Il est difficile de faire partager son vécu de ces stages originaux et uniques en leur genre. C’est vraiment une expérience qu’il faut vivre par soi-même pour se rendre compte. La démarche de l’inscription doit être personnelle (même si je vous conseille vivement d’essayer!…), mais il est indéniable que ces moments apportent à chaque fois des découvertes différentes et des enseignements toujours extrêmement enrichissants. L’atelier est magnifique, grand et lumineux. On y rencontre très souvent de belles personnes qui deviennent vite des fidèles de ces « retraites créatives et spirituelles ». Je suis personnellement convaincue que la création artistique est une activité spirituelle.
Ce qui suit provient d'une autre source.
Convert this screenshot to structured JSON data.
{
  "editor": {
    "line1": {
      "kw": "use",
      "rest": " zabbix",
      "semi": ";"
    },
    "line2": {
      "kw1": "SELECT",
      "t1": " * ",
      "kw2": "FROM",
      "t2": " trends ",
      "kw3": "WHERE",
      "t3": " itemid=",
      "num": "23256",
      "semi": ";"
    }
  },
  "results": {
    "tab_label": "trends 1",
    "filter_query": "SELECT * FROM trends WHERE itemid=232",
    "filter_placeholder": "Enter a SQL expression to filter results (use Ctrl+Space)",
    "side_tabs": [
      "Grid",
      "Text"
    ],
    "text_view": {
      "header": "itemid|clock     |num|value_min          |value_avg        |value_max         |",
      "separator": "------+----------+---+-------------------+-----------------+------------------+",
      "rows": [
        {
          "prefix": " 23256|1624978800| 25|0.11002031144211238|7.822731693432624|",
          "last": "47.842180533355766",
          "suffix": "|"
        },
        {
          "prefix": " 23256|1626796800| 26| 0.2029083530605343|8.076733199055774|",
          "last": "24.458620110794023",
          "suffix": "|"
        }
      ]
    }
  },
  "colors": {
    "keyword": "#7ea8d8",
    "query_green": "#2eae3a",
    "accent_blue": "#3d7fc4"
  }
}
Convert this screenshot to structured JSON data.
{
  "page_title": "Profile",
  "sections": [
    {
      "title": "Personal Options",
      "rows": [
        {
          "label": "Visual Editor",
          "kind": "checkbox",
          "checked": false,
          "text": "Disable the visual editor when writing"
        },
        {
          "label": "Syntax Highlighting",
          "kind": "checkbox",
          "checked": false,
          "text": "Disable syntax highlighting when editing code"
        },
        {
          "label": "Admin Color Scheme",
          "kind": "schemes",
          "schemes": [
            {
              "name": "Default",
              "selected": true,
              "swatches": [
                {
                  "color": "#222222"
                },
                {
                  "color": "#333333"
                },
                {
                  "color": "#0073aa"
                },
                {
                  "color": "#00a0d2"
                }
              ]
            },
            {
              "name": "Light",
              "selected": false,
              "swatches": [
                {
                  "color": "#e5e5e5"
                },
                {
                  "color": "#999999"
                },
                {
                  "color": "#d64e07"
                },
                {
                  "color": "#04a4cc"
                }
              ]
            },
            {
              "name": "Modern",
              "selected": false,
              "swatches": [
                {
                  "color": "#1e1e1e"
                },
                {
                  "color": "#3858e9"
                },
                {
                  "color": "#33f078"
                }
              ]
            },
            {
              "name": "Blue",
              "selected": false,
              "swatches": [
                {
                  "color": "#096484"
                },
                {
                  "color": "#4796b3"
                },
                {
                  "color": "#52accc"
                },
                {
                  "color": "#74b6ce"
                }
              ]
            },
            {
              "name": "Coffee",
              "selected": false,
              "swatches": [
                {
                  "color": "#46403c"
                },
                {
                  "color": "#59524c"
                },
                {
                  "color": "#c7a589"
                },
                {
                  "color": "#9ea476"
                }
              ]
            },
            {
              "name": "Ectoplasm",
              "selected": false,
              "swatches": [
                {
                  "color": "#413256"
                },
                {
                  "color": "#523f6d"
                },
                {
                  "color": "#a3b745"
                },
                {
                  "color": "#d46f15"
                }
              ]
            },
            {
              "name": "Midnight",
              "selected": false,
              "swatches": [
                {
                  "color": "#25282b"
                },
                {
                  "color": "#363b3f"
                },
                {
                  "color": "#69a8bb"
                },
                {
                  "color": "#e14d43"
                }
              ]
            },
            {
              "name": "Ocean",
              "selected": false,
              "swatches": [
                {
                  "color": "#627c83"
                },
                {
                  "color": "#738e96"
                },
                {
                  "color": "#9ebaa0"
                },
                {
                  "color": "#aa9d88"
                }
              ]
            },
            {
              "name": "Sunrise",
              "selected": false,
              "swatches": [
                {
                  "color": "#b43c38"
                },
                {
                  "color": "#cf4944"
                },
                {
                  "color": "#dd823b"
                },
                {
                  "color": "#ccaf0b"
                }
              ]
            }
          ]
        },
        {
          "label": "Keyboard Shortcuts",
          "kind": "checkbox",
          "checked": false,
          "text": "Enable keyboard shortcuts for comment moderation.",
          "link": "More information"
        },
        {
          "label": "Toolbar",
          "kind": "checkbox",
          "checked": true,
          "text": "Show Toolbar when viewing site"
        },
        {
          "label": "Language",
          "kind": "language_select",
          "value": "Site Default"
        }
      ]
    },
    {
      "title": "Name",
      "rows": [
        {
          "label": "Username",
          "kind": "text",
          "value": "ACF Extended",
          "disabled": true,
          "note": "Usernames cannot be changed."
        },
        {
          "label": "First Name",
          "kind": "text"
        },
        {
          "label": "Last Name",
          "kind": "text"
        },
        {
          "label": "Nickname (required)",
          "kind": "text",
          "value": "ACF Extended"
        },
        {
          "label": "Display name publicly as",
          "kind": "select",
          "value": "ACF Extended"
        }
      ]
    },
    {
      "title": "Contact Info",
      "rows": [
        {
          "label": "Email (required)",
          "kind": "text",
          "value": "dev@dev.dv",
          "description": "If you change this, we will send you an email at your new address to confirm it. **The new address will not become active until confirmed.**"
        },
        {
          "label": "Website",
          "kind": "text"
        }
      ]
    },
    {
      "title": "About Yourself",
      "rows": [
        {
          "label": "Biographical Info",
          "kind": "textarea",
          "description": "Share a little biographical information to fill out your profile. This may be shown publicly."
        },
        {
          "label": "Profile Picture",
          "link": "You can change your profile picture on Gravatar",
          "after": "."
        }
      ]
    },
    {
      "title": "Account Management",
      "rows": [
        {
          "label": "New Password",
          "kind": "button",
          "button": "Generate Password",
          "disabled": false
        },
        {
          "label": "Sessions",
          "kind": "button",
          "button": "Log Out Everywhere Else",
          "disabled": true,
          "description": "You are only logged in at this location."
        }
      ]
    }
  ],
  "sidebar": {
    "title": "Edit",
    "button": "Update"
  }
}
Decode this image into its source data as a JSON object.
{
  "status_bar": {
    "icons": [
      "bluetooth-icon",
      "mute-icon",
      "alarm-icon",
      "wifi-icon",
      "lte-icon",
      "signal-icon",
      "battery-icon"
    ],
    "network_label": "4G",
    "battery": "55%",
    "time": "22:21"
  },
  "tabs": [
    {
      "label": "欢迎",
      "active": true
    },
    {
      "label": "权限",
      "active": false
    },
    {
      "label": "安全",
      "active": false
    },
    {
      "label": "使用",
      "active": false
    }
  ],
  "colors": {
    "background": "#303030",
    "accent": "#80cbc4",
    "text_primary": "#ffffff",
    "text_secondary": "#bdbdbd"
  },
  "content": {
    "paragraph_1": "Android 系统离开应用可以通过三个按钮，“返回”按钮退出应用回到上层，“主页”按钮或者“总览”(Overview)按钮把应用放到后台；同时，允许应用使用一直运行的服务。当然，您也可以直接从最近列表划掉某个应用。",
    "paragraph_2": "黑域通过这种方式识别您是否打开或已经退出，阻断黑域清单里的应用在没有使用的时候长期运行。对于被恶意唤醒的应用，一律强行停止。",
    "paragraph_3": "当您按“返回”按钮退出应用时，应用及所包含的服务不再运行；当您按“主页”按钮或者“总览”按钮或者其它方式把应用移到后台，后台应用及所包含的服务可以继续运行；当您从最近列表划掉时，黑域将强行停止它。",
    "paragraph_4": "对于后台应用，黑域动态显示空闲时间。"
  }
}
J’ai donc trouvé en ce lieu unique un enseignement d’une grande richesse à tous points de vue.. Catherine Mazarguil nous fait part de ses connaissances techniques, de ses convictions spirituelles mais en nous incitant toujours à faire l’expérience des choses par nous mêmes, et à partir à la découverte de ce qui fonctionne  pour chacun d’entre nous, personnellement.

Depuis, je me suis inscrite à son module de formation « techniques d’animation » en suivant les 5 stages requis: « Le livre de mes rêves » (créations dans un format que j’affectionne particulièrement, plus proche du cahier d’artiste), « La puissance des couleurs », « Auto-portrait de mon âme »(un de mes préférés), et « Mandala et relaxation ».

On peut aller jusqu’à dire que ces stages sont addictifs…  Car dans ce lieu très particulier et plein de bonnes ondes qu’a su créer Catherine Mazarguil,  je sais d’avance que je vais à chaque fois vivre des moments magiques et bienfaisants. En immersion totale au sein d’une nature environnante magnifique.